🤖 AI Summary
To address factual hallucinations in large language models (LLMs) on knowledge-intensive tasks, this paper proposes REFIND, a retrieval-augmented hallucination fragment detection framework. REFIND leverages external retrieved documents to directly assess the factual validity of generated text and introduces the Contextual Sensitivity Ratio (CSR)—a novel metric quantifying the degree to which LLM outputs depend on retrieved evidence—enabling fine-grained hallucination localization. We construct a cross-lingual hallucination annotation dataset covering nine languages, including several low-resource ones, and evaluate hallucination fragment identification using Intersection-over-Union (IoU). Experimental results demonstrate that REFIND achieves significantly higher IoU than existing baselines, confirming substantial improvements in robustness, generalizability, and multilingual adaptability.
📝 Abstract
Hallucinations in large language model (LLM) outputs severely limit their reliability in knowledge-intensive tasks such as question answering.

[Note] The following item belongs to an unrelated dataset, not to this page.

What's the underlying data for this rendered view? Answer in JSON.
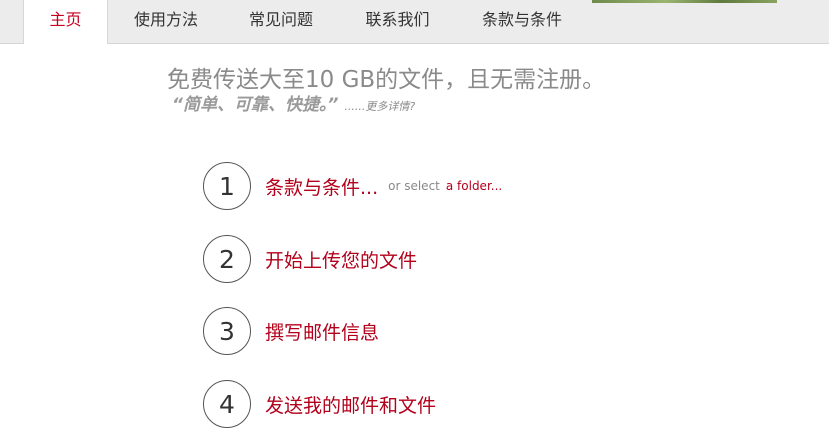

To address this challenge, we introduce REFIND (Retrieval-augmented Factuality hallucINation Detection), a novel framework that detects hallucinated spans within LLM outputs by directly leveraging retrieved documents. As part of the REFIND, we propose the Context Sensitivity Ratio (CSR), a novel metric that quantifies the sensitivity of LLM outputs to retrieved evidence. This innovative approach enables REFIND to efficiently and accurately detect hallucinations, setting it apart from existing methods. In the evaluation, REFIND demonstrated robustness across nine languages, including low-resource settings, and significantly outperformed baseline models, achieving superior IoU scores in identifying hallucinated spans. This work highlights the effectiveness of quantifying context sensitivity for hallucination detection, thereby paving the way for more reliable and trustworthy LLM applications across diverse languages.